The division between the Gladstonians and Unionists was in most cases social as well as political. Alfred Pease recorded in May 1887: they [the Liberal Unionists] are more viciously bitter than our Conservative opponents. Give me every time a Tory, who can speak with civility at least when he has time to meet such social outcasts as ourselves.
The study of the Home Rule crisis has largely been dominated by those who look at the crisis as a missed opportunity for peaceful Irish self-government and those whose primary interest has been to investigate the decline of the Liberal Party. In both cases, the interpretation of 1886 is clouded by the attempt to find antecedents for an event that occurred after the First World War. Beginning with Morleys official Life of Gladstone in 1903 and developed by J. L. Hammond in 1938, there has been a tendency among the former to regard Gladstone as a far-sighted, humane politician, defeated by the careerism, timidity, self-interest and bigotry of his opponents, with devastating consequences for Ireland in the twentieth century.
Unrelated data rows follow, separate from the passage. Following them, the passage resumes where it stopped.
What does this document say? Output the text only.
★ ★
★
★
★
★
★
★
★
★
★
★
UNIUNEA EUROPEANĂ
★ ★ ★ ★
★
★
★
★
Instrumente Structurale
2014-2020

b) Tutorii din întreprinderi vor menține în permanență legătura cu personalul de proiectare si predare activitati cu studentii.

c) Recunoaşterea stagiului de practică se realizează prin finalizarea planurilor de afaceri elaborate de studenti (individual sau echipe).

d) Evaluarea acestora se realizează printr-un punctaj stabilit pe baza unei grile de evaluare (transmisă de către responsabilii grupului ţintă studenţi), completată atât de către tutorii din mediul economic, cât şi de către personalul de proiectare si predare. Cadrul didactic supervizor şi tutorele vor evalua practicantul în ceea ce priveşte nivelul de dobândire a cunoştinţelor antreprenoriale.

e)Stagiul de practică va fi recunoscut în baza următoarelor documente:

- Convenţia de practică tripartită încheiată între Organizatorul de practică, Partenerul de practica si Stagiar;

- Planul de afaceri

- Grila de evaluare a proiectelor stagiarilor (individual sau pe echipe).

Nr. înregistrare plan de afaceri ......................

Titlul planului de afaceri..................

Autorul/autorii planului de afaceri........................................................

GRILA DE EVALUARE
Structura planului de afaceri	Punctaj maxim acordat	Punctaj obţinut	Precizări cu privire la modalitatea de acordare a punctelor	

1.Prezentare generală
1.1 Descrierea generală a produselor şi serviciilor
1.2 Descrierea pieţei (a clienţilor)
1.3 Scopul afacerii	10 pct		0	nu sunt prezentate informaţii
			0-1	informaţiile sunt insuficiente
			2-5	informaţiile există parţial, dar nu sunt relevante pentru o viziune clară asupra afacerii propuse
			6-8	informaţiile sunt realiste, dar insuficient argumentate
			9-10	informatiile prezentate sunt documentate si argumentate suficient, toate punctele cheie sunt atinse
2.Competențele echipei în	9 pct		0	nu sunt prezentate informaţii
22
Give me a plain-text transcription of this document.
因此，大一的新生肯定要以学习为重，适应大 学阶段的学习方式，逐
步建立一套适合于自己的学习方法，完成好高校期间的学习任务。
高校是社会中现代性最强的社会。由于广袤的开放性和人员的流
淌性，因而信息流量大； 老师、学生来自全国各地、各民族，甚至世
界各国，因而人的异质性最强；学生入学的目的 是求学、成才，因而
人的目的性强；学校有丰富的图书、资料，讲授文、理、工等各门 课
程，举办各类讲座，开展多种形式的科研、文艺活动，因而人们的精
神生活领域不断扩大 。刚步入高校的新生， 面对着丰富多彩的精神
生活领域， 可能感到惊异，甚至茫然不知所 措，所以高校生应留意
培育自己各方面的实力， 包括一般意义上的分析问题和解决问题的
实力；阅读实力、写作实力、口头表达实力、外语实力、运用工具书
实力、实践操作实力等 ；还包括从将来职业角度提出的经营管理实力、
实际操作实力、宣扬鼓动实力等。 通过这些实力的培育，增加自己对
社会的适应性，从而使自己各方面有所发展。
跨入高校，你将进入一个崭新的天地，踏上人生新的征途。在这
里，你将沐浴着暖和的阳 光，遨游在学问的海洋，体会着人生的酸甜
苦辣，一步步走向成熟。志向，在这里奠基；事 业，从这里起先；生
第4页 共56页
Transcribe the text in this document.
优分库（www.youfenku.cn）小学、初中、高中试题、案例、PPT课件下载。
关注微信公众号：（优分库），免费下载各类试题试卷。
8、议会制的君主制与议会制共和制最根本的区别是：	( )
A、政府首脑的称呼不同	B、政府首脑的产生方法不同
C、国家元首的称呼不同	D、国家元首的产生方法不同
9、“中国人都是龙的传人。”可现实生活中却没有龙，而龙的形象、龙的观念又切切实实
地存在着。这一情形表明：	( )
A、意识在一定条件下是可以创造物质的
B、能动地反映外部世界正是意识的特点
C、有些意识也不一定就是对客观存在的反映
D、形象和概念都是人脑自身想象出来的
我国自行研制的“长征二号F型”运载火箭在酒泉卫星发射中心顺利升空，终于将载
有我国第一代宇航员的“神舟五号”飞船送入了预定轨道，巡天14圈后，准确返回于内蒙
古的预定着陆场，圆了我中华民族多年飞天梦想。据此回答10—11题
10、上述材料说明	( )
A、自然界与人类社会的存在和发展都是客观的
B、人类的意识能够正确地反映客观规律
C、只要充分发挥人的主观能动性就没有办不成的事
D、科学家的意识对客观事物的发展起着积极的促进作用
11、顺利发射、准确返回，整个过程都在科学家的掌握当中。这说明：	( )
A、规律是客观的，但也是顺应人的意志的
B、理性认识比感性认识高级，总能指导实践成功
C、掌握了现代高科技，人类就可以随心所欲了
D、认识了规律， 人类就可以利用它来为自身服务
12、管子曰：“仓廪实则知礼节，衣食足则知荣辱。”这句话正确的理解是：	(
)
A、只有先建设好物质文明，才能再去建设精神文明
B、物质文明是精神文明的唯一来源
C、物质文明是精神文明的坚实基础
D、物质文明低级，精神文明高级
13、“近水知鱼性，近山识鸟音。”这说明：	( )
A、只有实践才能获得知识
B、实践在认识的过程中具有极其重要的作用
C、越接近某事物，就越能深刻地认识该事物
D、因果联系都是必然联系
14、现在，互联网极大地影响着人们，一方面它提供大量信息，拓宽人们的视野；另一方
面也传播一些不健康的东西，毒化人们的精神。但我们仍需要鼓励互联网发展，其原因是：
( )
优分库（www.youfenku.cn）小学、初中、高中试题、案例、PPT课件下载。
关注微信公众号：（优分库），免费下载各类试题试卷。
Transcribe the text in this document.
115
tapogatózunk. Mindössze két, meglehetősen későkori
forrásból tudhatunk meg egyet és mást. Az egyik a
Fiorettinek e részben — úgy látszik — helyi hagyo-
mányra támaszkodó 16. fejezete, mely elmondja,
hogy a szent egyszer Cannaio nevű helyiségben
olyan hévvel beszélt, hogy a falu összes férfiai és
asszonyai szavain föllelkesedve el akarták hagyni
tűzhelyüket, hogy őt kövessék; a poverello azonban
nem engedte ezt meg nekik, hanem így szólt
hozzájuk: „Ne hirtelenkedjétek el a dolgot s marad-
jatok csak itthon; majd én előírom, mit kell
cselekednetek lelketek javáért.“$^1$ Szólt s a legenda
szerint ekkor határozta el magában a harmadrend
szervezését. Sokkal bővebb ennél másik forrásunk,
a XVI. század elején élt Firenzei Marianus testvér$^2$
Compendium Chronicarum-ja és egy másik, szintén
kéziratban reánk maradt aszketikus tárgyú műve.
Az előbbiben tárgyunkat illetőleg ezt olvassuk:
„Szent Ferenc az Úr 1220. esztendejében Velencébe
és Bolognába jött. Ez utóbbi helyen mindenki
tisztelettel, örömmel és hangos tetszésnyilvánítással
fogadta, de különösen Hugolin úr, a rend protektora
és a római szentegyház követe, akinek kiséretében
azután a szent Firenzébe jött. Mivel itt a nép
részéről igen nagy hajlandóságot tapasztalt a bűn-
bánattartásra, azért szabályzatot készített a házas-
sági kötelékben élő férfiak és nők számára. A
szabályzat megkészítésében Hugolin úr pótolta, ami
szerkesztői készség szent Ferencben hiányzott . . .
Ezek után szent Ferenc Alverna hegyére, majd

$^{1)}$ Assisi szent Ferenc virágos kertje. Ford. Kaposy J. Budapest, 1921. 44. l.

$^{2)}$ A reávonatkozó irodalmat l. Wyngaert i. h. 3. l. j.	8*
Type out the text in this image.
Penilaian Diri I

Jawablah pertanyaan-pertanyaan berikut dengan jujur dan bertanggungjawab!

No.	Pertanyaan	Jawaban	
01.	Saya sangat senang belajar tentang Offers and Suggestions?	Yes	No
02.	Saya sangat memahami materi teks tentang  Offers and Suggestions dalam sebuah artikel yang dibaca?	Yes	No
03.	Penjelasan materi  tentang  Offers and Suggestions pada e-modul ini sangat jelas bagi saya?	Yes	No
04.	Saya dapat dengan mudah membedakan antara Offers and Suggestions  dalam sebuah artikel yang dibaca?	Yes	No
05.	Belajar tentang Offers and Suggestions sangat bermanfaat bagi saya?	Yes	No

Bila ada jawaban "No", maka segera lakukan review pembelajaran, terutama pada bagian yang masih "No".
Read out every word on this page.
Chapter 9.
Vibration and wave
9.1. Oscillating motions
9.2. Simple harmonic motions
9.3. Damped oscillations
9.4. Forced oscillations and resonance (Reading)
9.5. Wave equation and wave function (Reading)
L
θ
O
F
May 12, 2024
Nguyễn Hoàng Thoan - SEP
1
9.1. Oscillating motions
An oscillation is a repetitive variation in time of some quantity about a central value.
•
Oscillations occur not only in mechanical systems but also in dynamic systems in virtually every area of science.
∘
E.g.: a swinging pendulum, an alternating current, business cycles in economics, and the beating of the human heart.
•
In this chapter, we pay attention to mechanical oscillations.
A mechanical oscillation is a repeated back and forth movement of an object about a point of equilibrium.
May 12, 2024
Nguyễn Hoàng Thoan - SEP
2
Those interested in Unionism have tended to view the issue from an Irish perspective, or more particularly an Ulster one. The largest number of studies published recently on British attitudes towards Ireland in the period and on British support for the Union, have tended to focus on the personalities, ideologies and events of the island of Ireland. D. George Boyce and Alan ODay have largely regarded Liberal Unionism as mere dissident Liberals, ciphers for Conservative opposition to devolution, not worthy of the attention that they give the Ulster Unionist movement.